Blog Gives Women Power Over Harassment

Most women have probably experienced the following scenario at one time or another: You're walking down the street minding your own business. Perhaps the weather is nice, and you're in a good mood because you're wearing a fun new outfit. Suddenly, your reverie is interrupted by a whistle and a "Hey, baby, lookin' gooood!" from a male stranger who, unbeknownst to you, has been admiring your female form from afar.

Most women will ignore the comments or merely grumble under their breath, knowing that even if they want to retaliate there is nothing they can really do, and it won't prevent the same experience from happening again because usually the men are not committing an actual crime.

Some women have more drastic reactions, but find that law-enforcement officials still are not sympathetic to their plight. A female tourist in New Zealand was so frustrated by the wolf whistles she received from a group of men repairing a road in a small town that she stripped off her clothes in an attempt to shut them up. The woman was apprehended by police and told her actions were "inappropriate in New Zealand," according to a Reuters report about the incident.

Fed up with this kind of unsolicited male attention, and the fact that there is little done by law enforcement to stop so-called "street harassment," Brooklyn, New York, resident Emily May and six friends -- three women and three men -- decided several years ago to use the Web to help women fight back.

In September 2005, they created HollaBack New York City, a blog encouraging women to use their cell-phone cameras to take photos of wolf whistlers and then post those photos, as well as written accounts, of harassing incidents online.

The site caught on, and women from all over the country and even overseas began posting photos and stories of street harassment, either personal accounts or incidents they witnessed.

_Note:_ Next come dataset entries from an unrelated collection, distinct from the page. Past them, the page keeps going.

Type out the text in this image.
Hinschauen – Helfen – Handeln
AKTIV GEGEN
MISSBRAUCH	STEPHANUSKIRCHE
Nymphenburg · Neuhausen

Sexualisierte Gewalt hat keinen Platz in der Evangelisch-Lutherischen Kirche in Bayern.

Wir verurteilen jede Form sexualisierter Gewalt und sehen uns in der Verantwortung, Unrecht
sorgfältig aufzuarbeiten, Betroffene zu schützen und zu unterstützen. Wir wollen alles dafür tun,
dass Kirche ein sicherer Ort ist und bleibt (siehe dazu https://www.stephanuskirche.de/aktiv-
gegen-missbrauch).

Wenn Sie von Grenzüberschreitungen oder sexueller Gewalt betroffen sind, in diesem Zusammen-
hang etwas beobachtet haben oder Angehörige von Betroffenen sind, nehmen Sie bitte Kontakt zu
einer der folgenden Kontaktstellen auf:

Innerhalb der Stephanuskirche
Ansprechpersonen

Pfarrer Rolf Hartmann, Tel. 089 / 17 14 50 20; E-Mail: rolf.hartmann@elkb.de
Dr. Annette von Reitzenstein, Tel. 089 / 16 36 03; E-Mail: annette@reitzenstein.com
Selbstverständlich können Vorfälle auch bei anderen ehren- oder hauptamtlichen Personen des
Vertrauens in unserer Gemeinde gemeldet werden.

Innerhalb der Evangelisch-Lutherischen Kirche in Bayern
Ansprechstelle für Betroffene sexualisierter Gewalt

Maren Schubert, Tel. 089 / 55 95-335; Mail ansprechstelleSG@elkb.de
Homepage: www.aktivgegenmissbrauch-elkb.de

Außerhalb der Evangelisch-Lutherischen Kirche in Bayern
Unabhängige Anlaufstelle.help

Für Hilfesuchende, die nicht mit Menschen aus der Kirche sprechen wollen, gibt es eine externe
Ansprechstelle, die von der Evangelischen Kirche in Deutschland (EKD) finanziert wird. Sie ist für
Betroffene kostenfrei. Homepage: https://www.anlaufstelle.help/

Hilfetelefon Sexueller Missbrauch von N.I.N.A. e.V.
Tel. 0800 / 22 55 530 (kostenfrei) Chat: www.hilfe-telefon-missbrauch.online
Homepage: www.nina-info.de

"He still couldn't take his eyes off a woman's rear even as my phone was in his face," wrote one woman who identified herself as Susan in a post dated Oct. 16, 2006. "He and his friend eyed her and he said, 'Have a nice day, gorgeous.' But in the way that makes you feel anything but nice."

New York, a city full of pedestrians with a vibrant street culture, is especially infamous for the catcalls and salacious comments men on the street aim at its millions of women. However, not all of those comments -- depending on their nature and how a woman perceives them -- are necessarily considered harassment, May said.

"Some women like those compliments," she said.

Many don't, so the idea of HollaBackNYC is to give women the power to identify when they feel they've been unjustly harassed and make men answer for it, May said.

In these cases, victims of street harassment experience similar personal trauma to victims of more obvious and prosecutable crimes such as sexual harassment in the workplace, domestic violence, sexual assault and even rape, even if the crime itself is not as severe, she said.

Case in point: The other day I was walking in the Bronx on my way to the New York Botanical Gardens. For some reason, I received more attention than normal from some of the men in the neighborhood. When I finally made it to my destination, I wondered if perhaps it wasn't the best decision to wear a figure-hugging dress on my eight-block walk from the subway, though the day was warm and sunny and my skirt fell to midcalf.

It's this effect of street harassment, that self-blame that women also experience when they are the victims of domestic violence, rape, sexual assault and the like, that May said she hopes the blog helps women avoid.

"When women go, 'I shouldn't have been walking there,' or 'if I do this, I won't get harassed,' it's their way of wanting to control a situation that you can't control," she said. "It has nothing to do with it at all."

Rather, street harassment transcends class, race, socioeconomic status and ethnicity, May said, and it's "about power" more than it is about a man's physical attraction to a woman he sees on the street.

May also said that the common misconception that men of certain race or ethnicity engage more in street harassment is not true. A third-party Web site performed an independent analysis of the street harassment reported on HollaBackNYC, she said. The results showed that races and ethnicities of the men alleged to have harassed women mirrored demographic information for the racial and ethnic makeup of New York.

Though it's hard to quantify the positive effect HollaBackNYC has had on women, May said that studies have shown that women who are victims of rape and other sexual assault experience less depression or post-traumatic stress disorder afterward if they fought back against their perpetrator, even if they were unsuccessful in preventing the crime. She said that she hopes the blog gives victims of street harassment a similar way to vent their frustrations so they feel less guilty or maligned later.

Women can submit photos and reports of harassment to HollaBackNYC not only from their PCs, but also directly from their mobile phones. The site also takes video submissions.

The popularity of the New York City HollaBack blog has inspired spinoffs in other cities and states. Seattle, San Francisco, Miami, Washington, Boston and Charleston, South Carolina, all now have HollaBack blogs, as well as states such as Arkansas, Pennsylvania and Colorado.

HollaBackNYC also has had an indirect effect on law-enforcement activities against men engaging in public lewdness, one of the chief complaints of women posting on the blog, May said.

Two years ago, after a spate of press coverage about the blog, the New York Police Department embarked on a campaign called Operation Exposure that sent female police officers onto New York subways to arrest men who exposed themselves to women on the subway. They arrested 13 in a two-week period, May said.